8h de train jusqu’à Oujda + 3h d’attente à Oujda + 6h30 de bus + 2 contrôles de police à l’entrée à Figuig et enfin j’y arrivais.

Des heures de routes désertiques, seuls quelques petits villages avec leurs douars et leurs oueds seront traversés par notre car entre Oujda et Figuig, et autour le néant. Quelques ânes, quelques chèvres et moutons, des montagnes, quelques tentes qui doivent abriter les rares personnes que j’ai croisé sur la route.
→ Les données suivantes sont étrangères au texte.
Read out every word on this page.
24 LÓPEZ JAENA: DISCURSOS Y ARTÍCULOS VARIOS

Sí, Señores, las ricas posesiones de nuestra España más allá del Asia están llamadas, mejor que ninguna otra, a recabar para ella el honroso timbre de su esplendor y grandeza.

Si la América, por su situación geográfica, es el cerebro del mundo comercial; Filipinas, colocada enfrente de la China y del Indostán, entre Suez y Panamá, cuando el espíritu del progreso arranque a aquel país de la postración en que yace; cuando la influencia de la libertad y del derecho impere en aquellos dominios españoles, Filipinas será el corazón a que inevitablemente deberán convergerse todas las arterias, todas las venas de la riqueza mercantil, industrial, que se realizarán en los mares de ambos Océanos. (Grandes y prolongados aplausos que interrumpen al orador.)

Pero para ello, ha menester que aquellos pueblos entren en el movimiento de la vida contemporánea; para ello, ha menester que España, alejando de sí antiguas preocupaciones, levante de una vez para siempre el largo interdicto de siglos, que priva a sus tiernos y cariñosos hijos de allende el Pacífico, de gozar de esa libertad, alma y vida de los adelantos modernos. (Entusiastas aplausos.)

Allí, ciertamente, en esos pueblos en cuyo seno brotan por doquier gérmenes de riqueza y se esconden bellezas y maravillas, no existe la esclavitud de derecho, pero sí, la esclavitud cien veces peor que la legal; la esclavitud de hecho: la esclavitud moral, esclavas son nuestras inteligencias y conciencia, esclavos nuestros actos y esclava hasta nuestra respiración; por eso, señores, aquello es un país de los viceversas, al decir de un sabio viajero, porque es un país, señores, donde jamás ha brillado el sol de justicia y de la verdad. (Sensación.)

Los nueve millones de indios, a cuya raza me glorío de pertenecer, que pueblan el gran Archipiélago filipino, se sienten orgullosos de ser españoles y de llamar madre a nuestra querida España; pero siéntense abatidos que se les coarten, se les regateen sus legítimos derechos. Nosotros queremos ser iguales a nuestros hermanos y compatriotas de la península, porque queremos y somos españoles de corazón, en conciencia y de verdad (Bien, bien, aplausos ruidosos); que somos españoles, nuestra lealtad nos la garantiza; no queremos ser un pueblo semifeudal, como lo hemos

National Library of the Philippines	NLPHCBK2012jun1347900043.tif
Le paysage ne ressemble plus du tout au côté ouest marocain que je connaissais. Autre particularité, à l’arrivée de Figuig, deux contrôles de police, telle une vraie frontière, pourtant on ne change pas de pays. Premier contrôle : des policiers montent dans le bus non climatisé où la chaleur nous accable depuis maintenant six heures. On me demande mon passeport et de sortir du bus : « Combien de jours allez-vous rester à Figuig ? Vous partez quand ? Où allez-vous séjourner? Quel est votre numéro de téléphone ? Vous venez d’où ? Quand êtes-vous arrivée au Maroc ? Par quel aéroport ? ». Puis on me rend mon passeport et on me souhaite un bon séjour à Figuig. Chokran.
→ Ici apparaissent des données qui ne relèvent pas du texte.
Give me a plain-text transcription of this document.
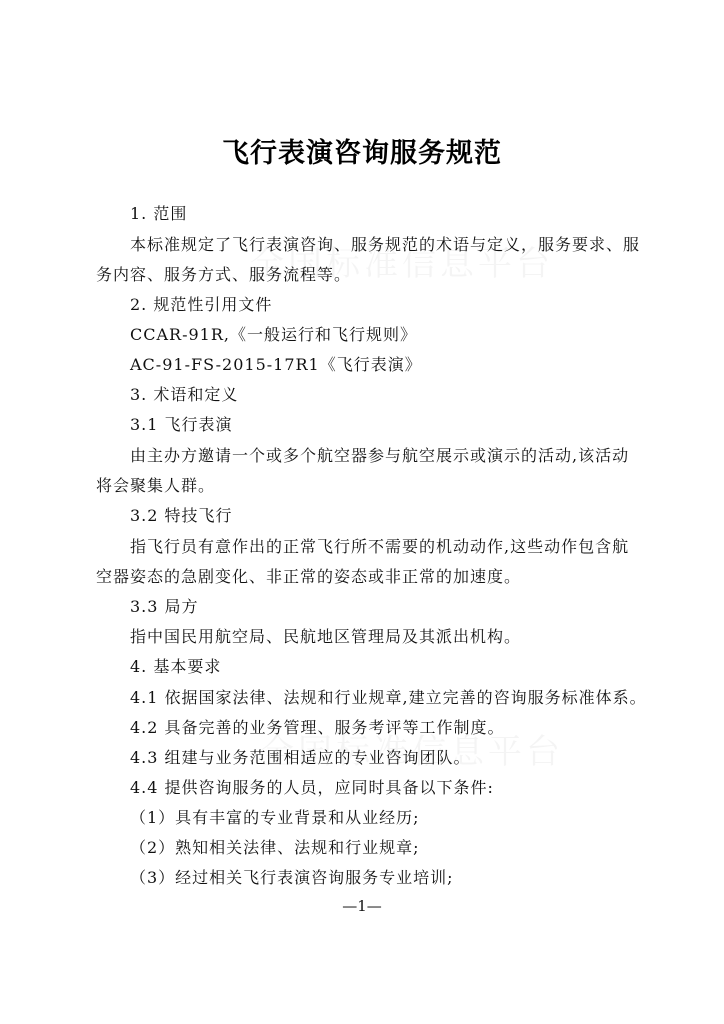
飞行表演咨询服务规范
1. 范围
本标准规定了飞行表演咨询、服务规范的术语与定义，服务要求、服
务内容、服务方式、服务流程等。
2. 规范性引用文件
CCAR-91R,《一般运行和飞行规则》
AC-91-FS-2015-17R1《飞行表演》
3. 术语和定义
3.1 飞行表演
由主办方邀请一个或多个航空器参与航空展示或演示的活动,该活动
将会聚集人群。
3.2 特技飞行
指飞行员有意作出的正常飞行所不需要的机动动作,这些动作包含航
空器姿态的急剧变化、非正常的姿态或非正常的加速度。
3.3 局方
指中国民用航空局、民航地区管理局及其派出机构。
4. 基本要求
4.1 依据国家法律、法规和行业规章,建立完善的咨询服务标准体系。
4.2 具备完善的业务管理、服务考评等工作制度。
4.3 组建与业务范围相适应的专业咨询团队。
4.4 提供咨询服务的人员，应同时具备以下条件:
（1）具有丰富的专业背景和从业经历;
（2）熟知相关法律、法规和行业规章;
（3）经过相关飞行表演咨询服务专业培训;
—1—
Cinq minutes plus tard, deuxième contrôle. Idem, des policiers montent dans le bus et s’adressent à moi : « Passeport. Où allez-vous ? Combien de jours ? Bon séjour. Chokran. »

Pour avoir visité quelques villes marocaines avant, c’est la première fois que l’on me pose autant de questions en arrivant.

Puis on repart, et enfin j’arrive. Je retrouve mes amis et mon séjour figuigui commence. Tout de suite, Figuig me fait ressentir immédiatement plusieurs impressions et sensations. La première : la chaleur, en même temps, c’est l’été en zone désertique marocaine, à la frontière algérienne, plutôt normal qu’il fasse chaud !

La deuxième : Le nombre de voitures immatriculées françaises ou espagnoles. C’est le mois d’août et les vacances, dans cette ville, où il y a peu de voitures et aucun taxi, ces plaques étrangères sont frappantes et font preuve de la forte population d’émigré-e-s. Ce que l’on me confirme rapidement en discutant avec les gens « lui, il habite en France, il est là en vacances, et lui et lui aussi ». « Voici mes cousines, elles habitent en France », « mon frère est en France », « tous mes cousins sont en France ».

La troisième : La beauté des paysages et des palmiers, Figuig est une palmeraie magnifique, à l’image de ses habitant-e-s.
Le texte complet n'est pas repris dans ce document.